The first candidates to replace outgoing Toronto Centre MP Bob Rae have made their intentions known, with longtime LGBT activist Todd Ross throwing his name in for the Liberal nomination and journalist and former MuchMusic VJ Jennifer Hollett announcing her bid for the NDP nomination.

Ross launched his campaign at an event at Spirits on Church Street July 23. He’s an out gay Métis and a former naval officer originally from New Brunswick with a long history of involvement with queer organizations, environmental and aboriginal causes. Ross is currently a senior manager at the HIV/AIDS hospice Casey House, chair of the Toronto Atmospheric Fund, and a founding member of the Rainbow Railroad, an organization that helps settle queer refugees in Canada.

As a Liberal Party activist since 1987, Ross says he’s happy to hold his record against any of the high-profile candidates who are rumoured to be seeking the Liberal nomination, including former MPP and mayoral candidate George Smitherman who confirmed to Xtra that he was considering a bid, and former CTV National news correspondent and talk show host Seamus O’Regan, who has been rumoured to be preparing one.

“There may be some big names there, but I challenge them with what are they doing in the riding now,” he says. “I’m trying to recruit people who are concerned about the environment, health care, and human rights. There are a lot of people who are concerned with what’s happening in Ottawa, and there’s a chance to send a community person who is liberal up to Ottawa to fight for the community.”

Hollett launched her campaign at the Paintbox Bistro in the Regent Park redevelopment July 24. She’s an award-winning journalist, perhaps best known to Canadians for her stints as a MuchMusic VJ and on talkTV. She holds a Masters in Public Administration from Harvard and has been a leader in organizations dedicated to international human rights and women’s issues.

Hollett says she was inspired to get into politics by the late NDP leader Jack Layton.

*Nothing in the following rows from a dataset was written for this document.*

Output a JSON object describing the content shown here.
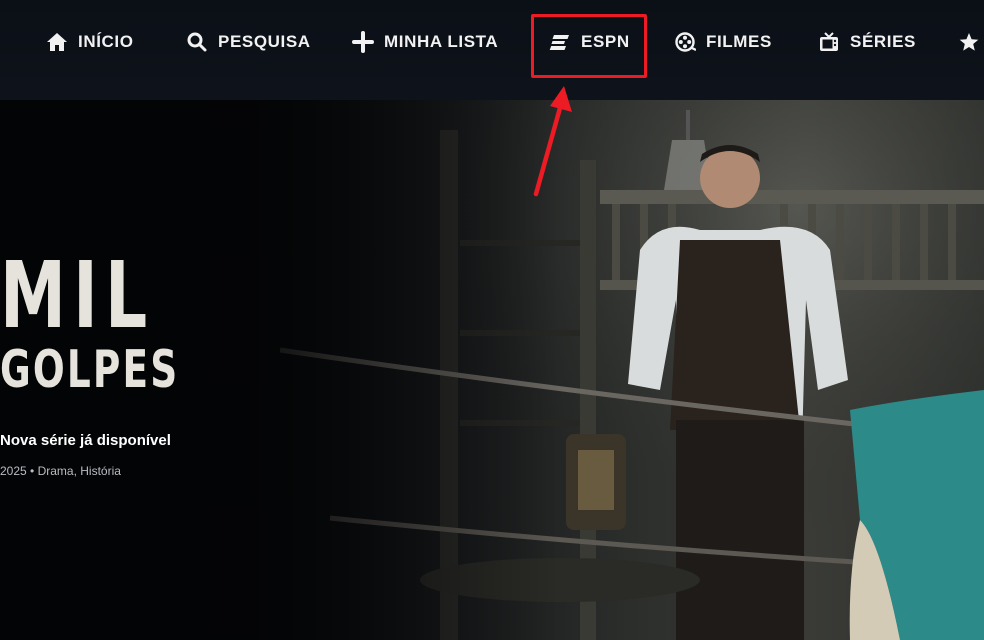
{
  "nav": {
    "items": [
      {
        "label": "INÍCIO",
        "icon": "home-icon"
      },
      {
        "label": "PESQUISA",
        "icon": "search-icon"
      },
      {
        "label": "MINHA LISTA",
        "icon": "plus-icon"
      },
      {
        "label": "ESPN",
        "icon": "espn-icon"
      },
      {
        "label": "FILMES",
        "icon": "film-reel-icon"
      },
      {
        "label": "SÉRIES",
        "icon": "tv-icon"
      },
      {
        "label": "",
        "icon": "star-icon"
      }
    ]
  },
  "hero": {
    "title_line1": "MIL",
    "title_line2": "GOLPES",
    "tagline": "Nova série já disponível",
    "meta": "2025 • Drama, História"
  },
  "colors": {
    "nav_background": "#0e131b",
    "highlight": "#ec1b24",
    "title": "#e6e3dc"
  }
}
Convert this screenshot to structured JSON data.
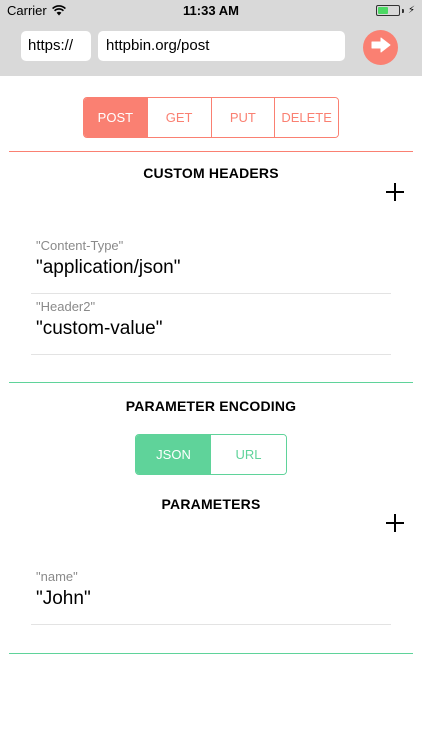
{
  "status_bar": {
    "carrier": "Carrier",
    "time": "11:33 AM",
    "battery_level": 0.5
  },
  "request_bar": {
    "scheme": "https://",
    "url": "httpbin.org/post",
    "send_icon": "arrow-right-circle"
  },
  "methods": {
    "options": [
      "POST",
      "GET",
      "PUT",
      "DELETE"
    ],
    "selected": "POST",
    "accent_color": "#fa8072"
  },
  "custom_headers": {
    "title": "CUSTOM HEADERS",
    "add_icon": "plus",
    "items": [
      {
        "key": "\"Content-Type\"",
        "value": "\"application/json\""
      },
      {
        "key": "\"Header2\"",
        "value": "\"custom-value\""
      }
    ]
  },
  "parameter_encoding": {
    "title": "PARAMETER ENCODING",
    "options": [
      "JSON",
      "URL"
    ],
    "selected": "JSON",
    "accent_color": "#5fd39a"
  },
  "parameters": {
    "title": "PARAMETERS",
    "add_icon": "plus",
    "items": [
      {
        "key": "\"name\"",
        "value": "\"John\""
      }
    ]
  }
}
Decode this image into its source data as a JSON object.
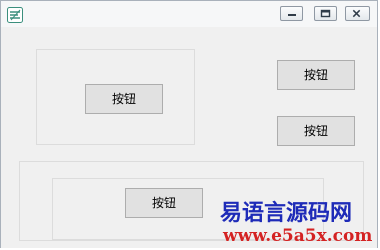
{
  "window": {
    "icon": "app-icon",
    "controls": {
      "minimize_icon": "minimize-icon",
      "maximize_icon": "maximize-icon",
      "close_icon": "close-icon"
    }
  },
  "buttons": {
    "left": "按钮",
    "right_top": "按钮",
    "right_mid": "按钮",
    "bottom": "按钮"
  },
  "watermark": {
    "title": "易语言源码网",
    "url": "www.e5a5x.com"
  }
}
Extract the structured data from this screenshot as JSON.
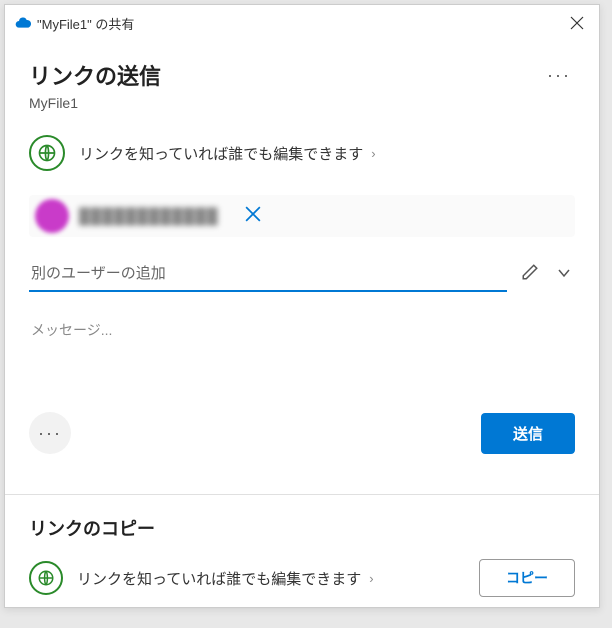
{
  "titlebar": {
    "title": "\"MyFile1\" の共有"
  },
  "header": {
    "title": "リンクの送信",
    "file_name": "MyFile1"
  },
  "permission": {
    "text": "リンクを知っていれば誰でも編集できます"
  },
  "recipient": {
    "name": "████████████"
  },
  "inputs": {
    "user_placeholder": "別のユーザーの追加",
    "message_placeholder": "メッセージ..."
  },
  "buttons": {
    "send": "送信",
    "copy": "コピー"
  },
  "copy_section": {
    "title": "リンクのコピー",
    "permission_text": "リンクを知っていれば誰でも編集できます"
  }
}
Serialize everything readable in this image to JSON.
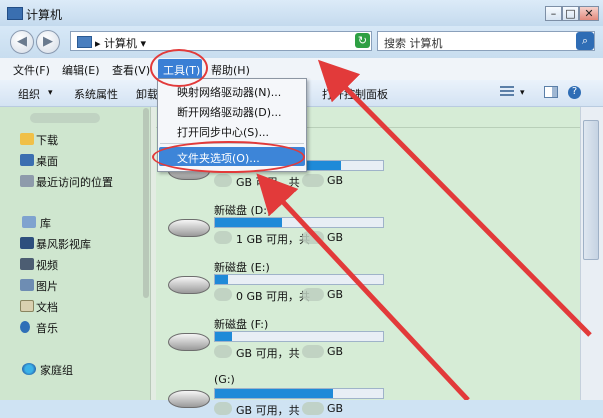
{
  "window": {
    "title": "计算机"
  },
  "address": {
    "crumb": "计算机",
    "search_placeholder": "搜索 计算机"
  },
  "menubar": {
    "items": [
      "文件(F)",
      "编辑(E)",
      "查看(V)",
      "工具(T)",
      "帮助(H)"
    ]
  },
  "toolbar": {
    "items": [
      "组织",
      "系统属性",
      "卸载",
      "打开控制面板"
    ]
  },
  "nav": {
    "favorites": [
      "下载",
      "桌面",
      "最近访问的位置"
    ],
    "library_header": "库",
    "libraries": [
      "暴风影视库",
      "视频",
      "图片",
      "文档",
      "音乐"
    ],
    "homegroup": "家庭组"
  },
  "tools_menu": {
    "items": [
      "映射网络驱动器(N)...",
      "断开网络驱动器(D)...",
      "打开同步中心(S)...",
      "文件夹选项(O)..."
    ],
    "selected": "文件夹选项(O)..."
  },
  "drives": [
    {
      "name": "",
      "stat": "GB 可用，共",
      "unit": "GB",
      "used": 0.75
    },
    {
      "name": "新磁盘 (D:)",
      "stat": "1 GB 可用，共",
      "unit": "GB",
      "used": 0.4
    },
    {
      "name": "新磁盘 (E:)",
      "stat": "0 GB 可用，共",
      "unit": "GB",
      "used": 0.08
    },
    {
      "name": "新磁盘 (F:)",
      "stat": "GB 可用，共",
      "unit": "GB",
      "used": 0.1
    },
    {
      "name": "(G:)",
      "stat": "GB 可用，共",
      "unit": "GB",
      "used": 0.7
    }
  ],
  "colors": {
    "annotation": "#e23a3a",
    "highlight": "#3d85d8",
    "drive_fill": "#1f8ad8"
  },
  "icons": [
    "computer-icon",
    "back-arrow-icon",
    "forward-arrow-icon",
    "refresh-icon",
    "search-icon",
    "view-icon",
    "preview-pane-icon",
    "help-icon",
    "drive-icon"
  ]
}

“He showed what was possible for progressives in Canada. I thought okay, you know what, I think this is the time. I started actively thinking about it. I didn’t expect a byelection to be called so soon, but I’m very excited for the opportunity right now,” she says.

Hollett says she’s driven by income inequality.

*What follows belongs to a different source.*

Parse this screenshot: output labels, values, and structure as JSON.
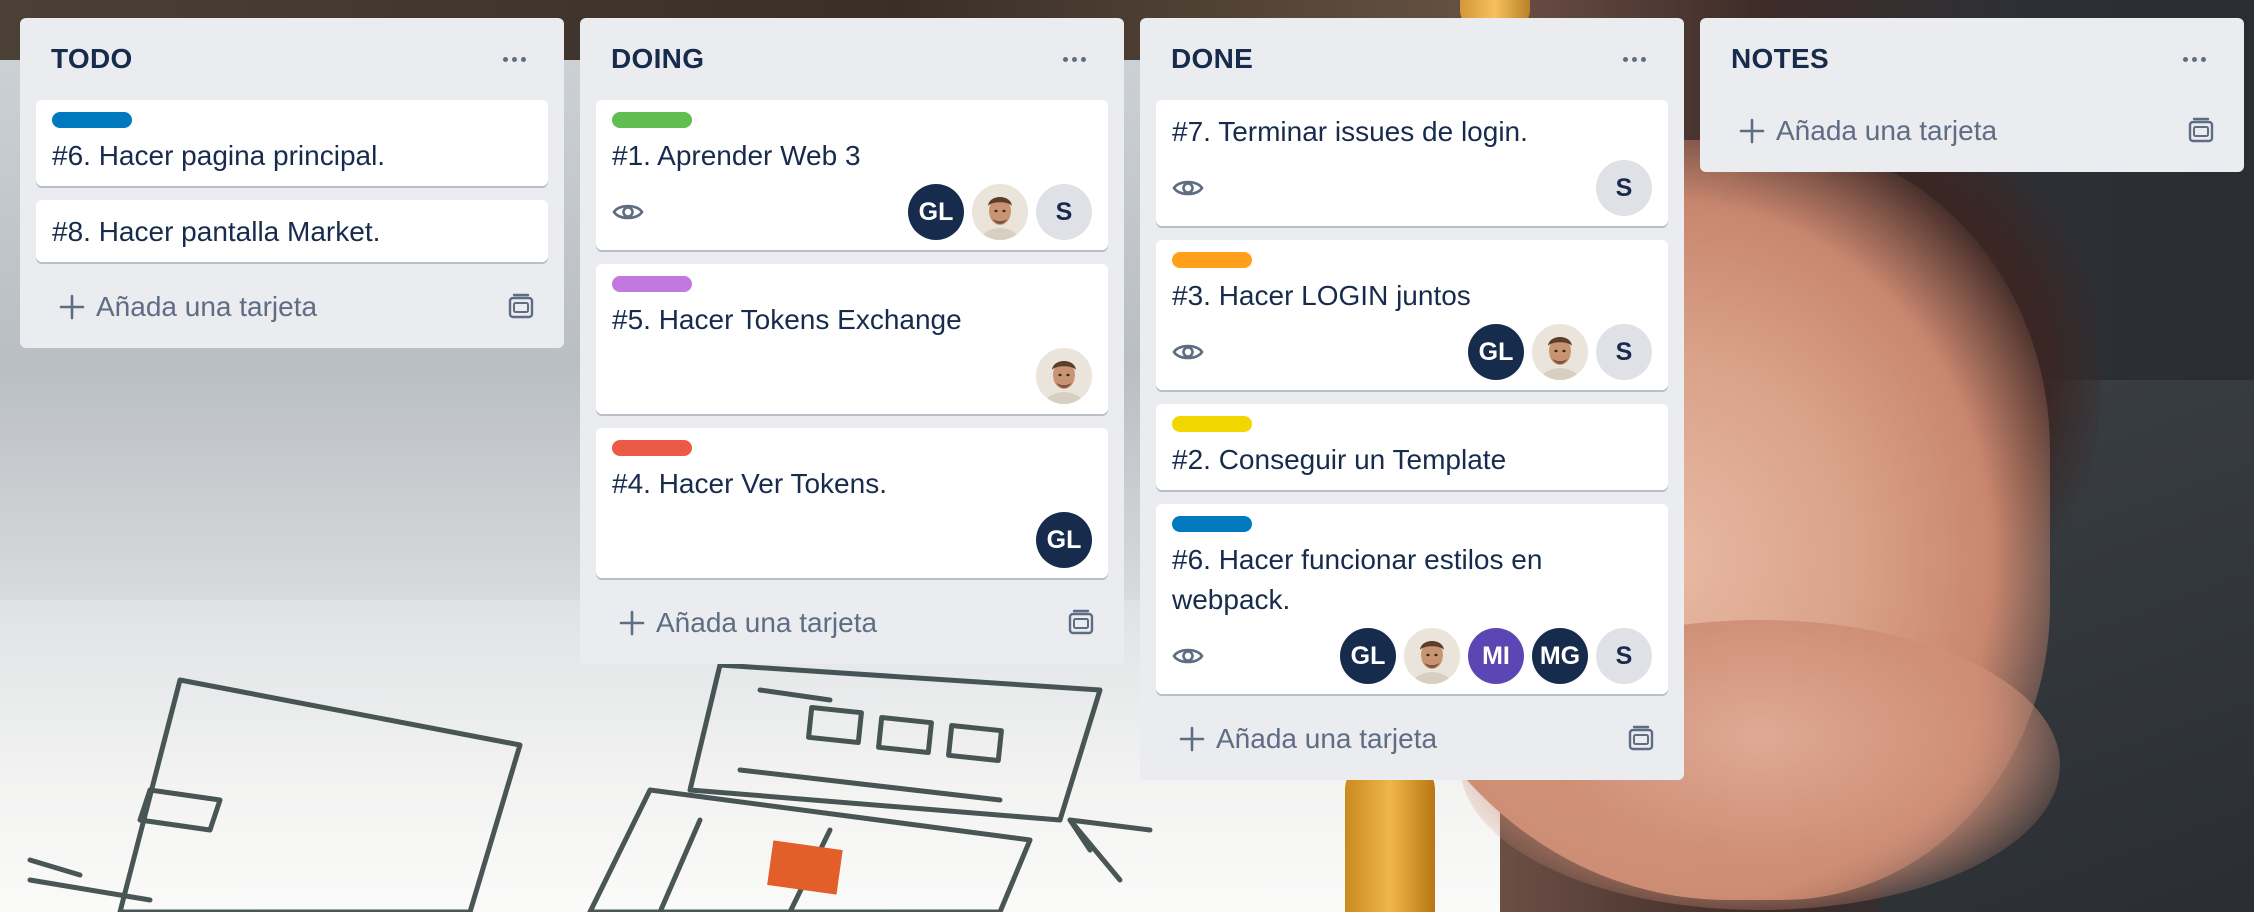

“The cost of living is so expensive for people. A big part of that is housing. Rent is too expensive and even if you own a home, to get into that market or to maintain your cost of living, that’s a big challenge,” she says.

Hollett, who is straight, says she wants to work with the queer community to advance queer causes.

“I think while there have been great gains, there’s also challenges for people coming from other parts of the world seeking refuge. I think there’s still a lot of challenges and discussions around transgender issues,” she says.

Trans activist Susan Gapka has been rumoured to be considering a bid for the NDP and has refused to rule one out.

Both candidates will face nomination races in their respective parties before an eventual byelection, which will likely be called in the fall. Neither party has announced dates for its nomination meetings.